The first teams to get across the water were Team QVC, The Nat/Kat Rat Pack, and the Prince of Darkness and his beloved hairstylist. Cut to: Lots of Knights Jousting! Oh, viewers, I was hoping that the final rung of the challenge would involve contestants putting on suits of armor and swordfighting, but apparently that is both “time-consuming” and “dangerous.”

NEXT: Family-friendly fruit substitutes for swords.

Instead, for the final challenge, contestants had to fire a watermelon out of a ballista into a suit of armor. I took great interest in this challenge, since “Firing a Watermelon out of a Ballista into a Suit of Armor” is one of the three hobbies I hope to develop in retirement. (The other two are “Chess” and “Polishing My Yacht.”) Thomas proved uniquely adept at the Watermelon challenge, so perhaps a Notre Dame education is still worth something. Thomas whisked his lady-love away – number one of the night! The Doctors came in second – hooray! Brook was screaming at Claire, “Don’t give up on me now! Right in the kisser! Show that knight who’s boss! If I stop talking I’ll die!”

Then this happened. Ouch. In a show of impressive solidarity, the clue-giving jester left his balancing ballot to offer some words of encouragement. Claire: “I can’t feel my face!” Brook: “You have to finish.” Claire managed to knock over the knight on her second try. “I made it my bitch!” she exclaimed. Team QVC came in fourth, right behind Team Glee.

Viewers, out of all the teams who farcically sank into the water, I’m going to nominate Chad for the best Sinking-Man face: He modeled a Daffy Duck-grimace whenever his turtle-boat slowly went under. Chad and Stephanie had the worst time on the water – the Valkyries merrily christened them “Tinkerbell and Pan” as they passed them by, and Team Glee happily said, “Ready to beat the buff team?” right before they lapped them. Chad, a former football player, moaned, “D’oi, those nerds passed us!” Chad proceeded to lead Stephanie halfway around the Eastnor grounds in search of the Pit stop. Careful, Chad, I’m dangerously close to christening your team “Moose and Midge.”

The Volleyball Valkyries came in fifth place. Viewers, I won’t lie to you: I can’t tell the two of them apart. But I still like their gusto, and athletes have a good history on the Race. Gary/Mallory and Kevin/Michael followed soon after in the six and seven spots. Mallory pointed out that they were Father/Daughter and Father/Son. “People thought these old guys couldn’t do anything!” she said, charm positively pouring off of her.

At the rear of the pack, Vicki and Nick made a serious case for themselves as this season’s adorable numbskulls. First, having ascended the castle, they ran around asking if any of the villagers were “a battlement.” They were looking for a flag. Flags were all around them. At one point, Nick actually grabbed a flag, unfurled it, and watched it blow in the wind, very flag-like. Later, when they couldn’t find their boat, Nick argued, “We might be our boat.” What? Later, Phil asked Vicki, “What country are you in right now?” Vicki: “London.” Phil: “Yes. The Country of London.”

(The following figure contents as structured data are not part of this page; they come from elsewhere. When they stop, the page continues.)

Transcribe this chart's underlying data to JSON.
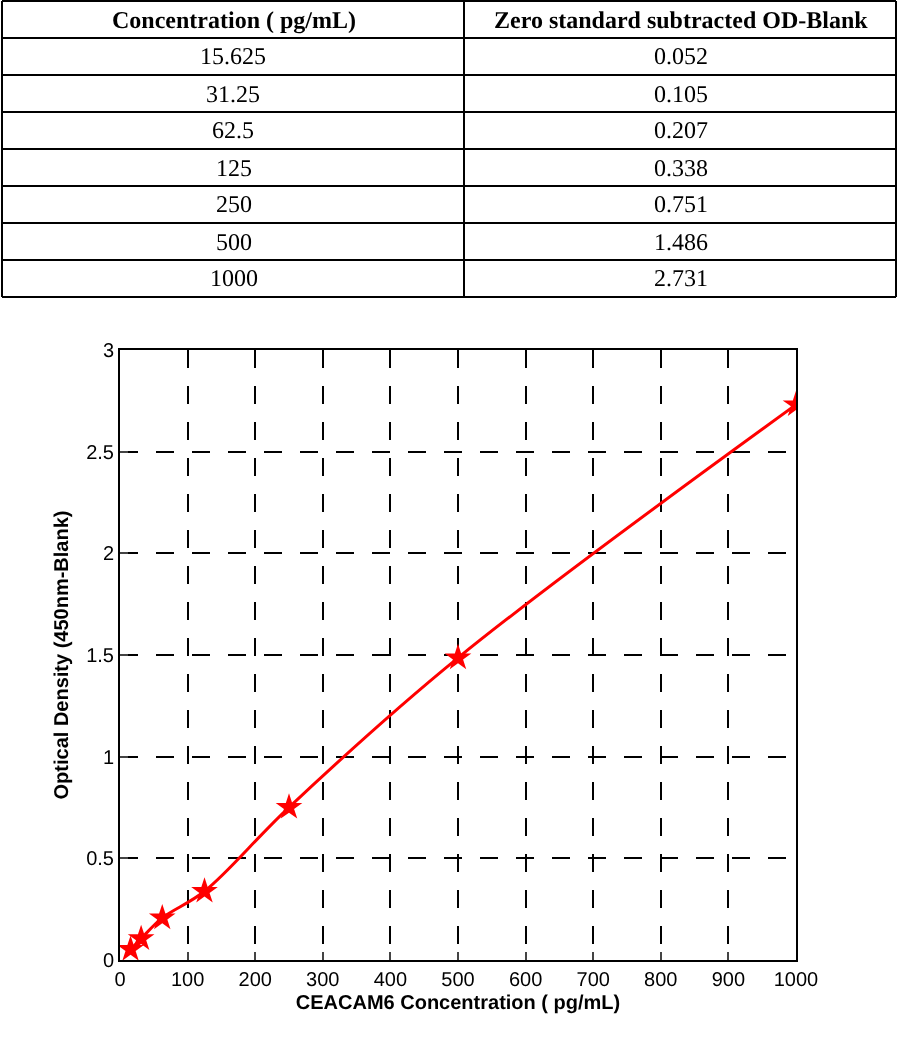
{
  "chart_data": [
    {
      "type": "other",
      "annotations": [
        "Concentration ( pg/mL)",
        "Zero standard subtracted OD-Blank"
      ],
      "categories": [
        "15.625",
        "31.25",
        "62.5",
        "125",
        "250",
        "500",
        "1000"
      ],
      "values": [
        0.052,
        0.105,
        0.207,
        0.338,
        0.751,
        1.486,
        2.731
      ],
      "data_labels": true
    },
    {
      "type": "line",
      "xlabel": "CEACAM6 Concentration ( pg/mL)",
      "ylabel": "Optical Density (450nm-Blank)",
      "x": [
        15.625,
        31.25,
        62.5,
        125,
        250,
        500,
        1000
      ],
      "series": [
        {
          "color": "#ff0000",
          "values": [
            0.052,
            0.105,
            0.207,
            0.338,
            0.751,
            1.486,
            2.731
          ]
        }
      ],
      "xlim": [
        0,
        1000
      ],
      "xticks": [
        0,
        100,
        200,
        300,
        400,
        500,
        600,
        700,
        800,
        900,
        1000
      ],
      "ylim": [
        0,
        3
      ],
      "yticks": [
        0,
        0.5,
        1,
        1.5,
        2,
        2.5,
        3
      ],
      "grid": true,
      "marker": "star",
      "line_style": "solid"
    }
  ]
}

Fortunately for tattoo enthusiasts, Ron and Tony were completely undone in every way by the English countryside. As a final insult, they couldn’t figure out a way to properly balance themselves on the boat — Ron had a hundred pounds on Tony. And so, Ron-Ton were the first contestants eliminated. Apparently, a Stanford education isn’t what it used to be. (Then again: Google.)

Viewers, after that break-neck, extra-long premiere, I find myself kind of ridiculously excited for the season ahead. I genuinely love the Doctors and the YouTube gang, I’m excited to see which of the couples proves more dysfunctional, I’m banking on either the Volleyball Valkyries or the Illustrated Couple to pull some tricks out of their sleeve, and I hope to never get tired of Mallory’s happy-attack scream.

Who are your favorites so far, Race fans? Can you believe how completely Ron and Tony messed up? England isn’t that hard to navigate, is it?